Other Locations
Richard stumbled through the desert. He would be dead soon. His skin felt like paper and the veins and bones were visible through the parchment. He thought of oranges and chocolate cake and conjured forth no saliva.
Ahead was a building, two stories breaking the vast and desolate landscape, a survivor of whatever god chose to burn this place clean and forgot to start over. Richard summoned reserves of strength he knew would kill him when this turned out to be a mirage. It was likely he was hallucinating, but if he had cracked, he no longer cared. He crested a dune and slid down the other side and was closer, ever closer to the building.
The sign made little sense, but the door was open and Richard walked into Peter’s Western Fish Market. The air inside was cool. Chalkboards cluttered the area just inside the doorway listing the specials for the day. Pacific salmon was on sale. King crab was four a pound, steamed while you wait.
Beyond the signs were displays. Chipped ice on tables and fresh fish in red and white and silver and brown and black as far as the back wall. In the back were tanks with live mullet, crab and lobsters. Rubber bands kept the lobsters’ claws in check, and the mullet floated almost motionless until one of them twitched and the whole school emulated the movement.
“Help you?” The clerk was behind one of the tables.

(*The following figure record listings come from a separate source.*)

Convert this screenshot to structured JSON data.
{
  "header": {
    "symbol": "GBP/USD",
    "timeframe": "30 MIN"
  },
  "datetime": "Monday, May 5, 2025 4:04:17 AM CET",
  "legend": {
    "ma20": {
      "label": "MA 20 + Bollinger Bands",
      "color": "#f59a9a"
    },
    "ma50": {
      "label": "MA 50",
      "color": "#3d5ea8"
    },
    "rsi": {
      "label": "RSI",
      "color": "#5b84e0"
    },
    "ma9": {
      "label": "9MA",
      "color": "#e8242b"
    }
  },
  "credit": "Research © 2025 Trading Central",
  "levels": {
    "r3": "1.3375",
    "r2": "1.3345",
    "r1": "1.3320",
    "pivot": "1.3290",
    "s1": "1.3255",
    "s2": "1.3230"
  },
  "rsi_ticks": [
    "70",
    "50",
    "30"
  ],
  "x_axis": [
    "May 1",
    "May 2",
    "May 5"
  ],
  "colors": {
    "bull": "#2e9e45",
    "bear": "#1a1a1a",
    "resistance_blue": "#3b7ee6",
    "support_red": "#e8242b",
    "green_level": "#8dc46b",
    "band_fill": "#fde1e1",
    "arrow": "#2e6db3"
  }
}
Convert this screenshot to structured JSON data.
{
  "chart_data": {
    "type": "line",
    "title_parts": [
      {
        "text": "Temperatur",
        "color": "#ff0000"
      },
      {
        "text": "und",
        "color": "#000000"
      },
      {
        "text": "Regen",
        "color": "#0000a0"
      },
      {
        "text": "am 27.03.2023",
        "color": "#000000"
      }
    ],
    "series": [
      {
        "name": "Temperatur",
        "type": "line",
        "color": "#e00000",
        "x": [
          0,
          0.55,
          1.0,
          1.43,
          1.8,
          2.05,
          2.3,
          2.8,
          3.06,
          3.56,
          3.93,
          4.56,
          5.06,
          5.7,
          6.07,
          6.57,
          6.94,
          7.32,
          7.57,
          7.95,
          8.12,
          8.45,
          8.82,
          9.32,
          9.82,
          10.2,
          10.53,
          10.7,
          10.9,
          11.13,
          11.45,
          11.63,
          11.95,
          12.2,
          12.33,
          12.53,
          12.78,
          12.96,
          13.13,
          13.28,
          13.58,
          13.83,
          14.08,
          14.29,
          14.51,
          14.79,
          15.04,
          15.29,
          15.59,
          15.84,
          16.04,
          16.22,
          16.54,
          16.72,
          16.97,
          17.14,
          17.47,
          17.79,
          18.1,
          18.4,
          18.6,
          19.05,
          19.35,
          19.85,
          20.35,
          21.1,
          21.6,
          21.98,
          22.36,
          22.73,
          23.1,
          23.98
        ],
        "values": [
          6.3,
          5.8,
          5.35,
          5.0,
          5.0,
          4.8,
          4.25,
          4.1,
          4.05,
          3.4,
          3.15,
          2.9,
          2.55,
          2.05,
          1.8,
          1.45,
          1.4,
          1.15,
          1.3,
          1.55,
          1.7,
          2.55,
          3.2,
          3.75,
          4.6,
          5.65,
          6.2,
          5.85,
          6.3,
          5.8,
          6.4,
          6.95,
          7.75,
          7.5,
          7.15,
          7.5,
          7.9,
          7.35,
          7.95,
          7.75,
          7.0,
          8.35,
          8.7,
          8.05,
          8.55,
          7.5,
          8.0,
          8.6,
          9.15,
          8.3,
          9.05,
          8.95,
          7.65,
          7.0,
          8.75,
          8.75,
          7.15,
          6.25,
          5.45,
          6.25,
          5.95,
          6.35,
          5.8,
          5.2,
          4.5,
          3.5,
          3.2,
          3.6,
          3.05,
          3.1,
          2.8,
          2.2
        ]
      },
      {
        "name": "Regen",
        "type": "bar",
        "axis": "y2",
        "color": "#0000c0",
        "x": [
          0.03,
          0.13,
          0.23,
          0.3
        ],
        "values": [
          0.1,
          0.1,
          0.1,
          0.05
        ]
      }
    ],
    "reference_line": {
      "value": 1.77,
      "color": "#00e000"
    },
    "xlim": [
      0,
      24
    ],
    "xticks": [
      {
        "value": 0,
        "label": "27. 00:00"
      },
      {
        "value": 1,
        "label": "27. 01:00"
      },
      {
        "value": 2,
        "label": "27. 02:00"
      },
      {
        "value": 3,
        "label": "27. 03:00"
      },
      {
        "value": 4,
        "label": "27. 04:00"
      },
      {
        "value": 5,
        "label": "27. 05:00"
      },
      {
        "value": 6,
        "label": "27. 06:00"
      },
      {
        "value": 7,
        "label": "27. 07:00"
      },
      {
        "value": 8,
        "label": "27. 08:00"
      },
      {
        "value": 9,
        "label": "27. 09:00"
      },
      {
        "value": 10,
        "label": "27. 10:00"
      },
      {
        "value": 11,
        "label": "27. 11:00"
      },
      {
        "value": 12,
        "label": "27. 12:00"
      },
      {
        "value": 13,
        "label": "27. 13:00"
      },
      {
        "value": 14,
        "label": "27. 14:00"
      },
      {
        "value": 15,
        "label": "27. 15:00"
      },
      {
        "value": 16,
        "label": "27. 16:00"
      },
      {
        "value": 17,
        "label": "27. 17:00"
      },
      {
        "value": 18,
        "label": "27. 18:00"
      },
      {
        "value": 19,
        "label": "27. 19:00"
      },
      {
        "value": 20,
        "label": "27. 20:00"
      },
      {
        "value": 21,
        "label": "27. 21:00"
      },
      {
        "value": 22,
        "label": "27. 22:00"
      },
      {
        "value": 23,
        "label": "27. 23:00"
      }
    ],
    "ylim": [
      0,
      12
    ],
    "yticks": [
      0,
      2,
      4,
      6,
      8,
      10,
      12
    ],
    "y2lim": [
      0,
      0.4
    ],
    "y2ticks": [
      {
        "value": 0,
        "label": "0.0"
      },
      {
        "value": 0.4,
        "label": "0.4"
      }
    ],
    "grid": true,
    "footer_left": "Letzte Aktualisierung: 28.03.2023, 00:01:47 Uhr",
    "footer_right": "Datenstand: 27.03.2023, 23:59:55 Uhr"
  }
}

He wore a white smock, which always seemed counter-intuitive to working in a place where you diced up animals all day long, and had on a red baseball cap that read “PETER’S – WE KNOW FRESH FISH”.
“Kahhh,” Richard replied, his throat coated in a fine layer of sand.
“Water?”
Richard nodded. The clerk scooped up some of the ice on the table and tossed it into a plastic cup. He turned to a sink and filled the cup before handing it to Richard.
Richard drank greedily and the clerk grabbed his arm.
“Slowly now. You’ll get sick and throw it all back up,” the clerk said.
Richard nodded again. He sipped slowly, small bits that seemed to evaporate in his mouth before reaching his throat. The clerk took a wet cloth and placed it on his neck, soothing a burn Richard had not even realized was there.
“Now, help you?”
“I’m sorry?” Richard eyebrows bunched together and he turned his head the way puppies do when confused.
“Now, help you?” The clerk seemed genuinely helpful, despite the annoyance of having to repeat himself.
“Oh, I just…” Richard trailed off and stared down at his cup. He had no money on him.
“Pacific salmon’s on sale. I don’t know if you saw the board,” the clerk offered.
“Yeah,” replied Richard, “I was reading it as I came in.”
“King crab live in the tanks. Pick out what you want and take it home as is, or we can steam it here for you, no trouble, no extra charge.”
Richard fiddled with the empty cup. The water had tasted of fish, presumably because of the ice from the table.
“I’m… just browsing, thanks,” Richard said. His eyes refused to leave the cup.
“Take your time!” The clerk’s good nature was beginning to take its toll on Richard. “Let me know if you need any help.”
Richard wandered around the displays. The fish was impossibly fresh. The tanks were powered with lights and filters. There had been no power lines outside, and he strained to hear a generator. The smell of gasoline eluded him.
His hand crushed the cup slowly. He gripped it tight, like a stress ball. As if letting go of it meant falling off the world. He circled past the tanks and back towards the front door.
“Finding everything okay?”
Richard froze.
“Oh, yes, just forgot what the Missus wanted,” Richard said, and looked up from the cup at the clerk.
“You’ve got to write those things down,” the clerk replied. “I started doing that, and it’s saved me getting yelled at a hundred times already.”
“Not a bad plan. I should grab a notebook for these things.” Richard edged toward the door. “Best go back and ask her.”
“Sounds good, see you later on, then!” The clerk stood behind his counter smiling a smile of iron teeth.
Richard ran across the sands. It would be night soon. The sun was sinking behind the mountains of sand in front of him, and if he followed it, he could be someplace else. Anyplace but Peter’s Western Fish Shop.
Rivka Jacobs
Another great story, Matt. Really good.
The idea of the man in the desert and the hallucination has been used, but you rework the theme in a new way. Now the man is self-aware, and just how solid is his “hallucination,” and how threatening. Is this a something that occurs in the mind, or is the fish shop something more horrible.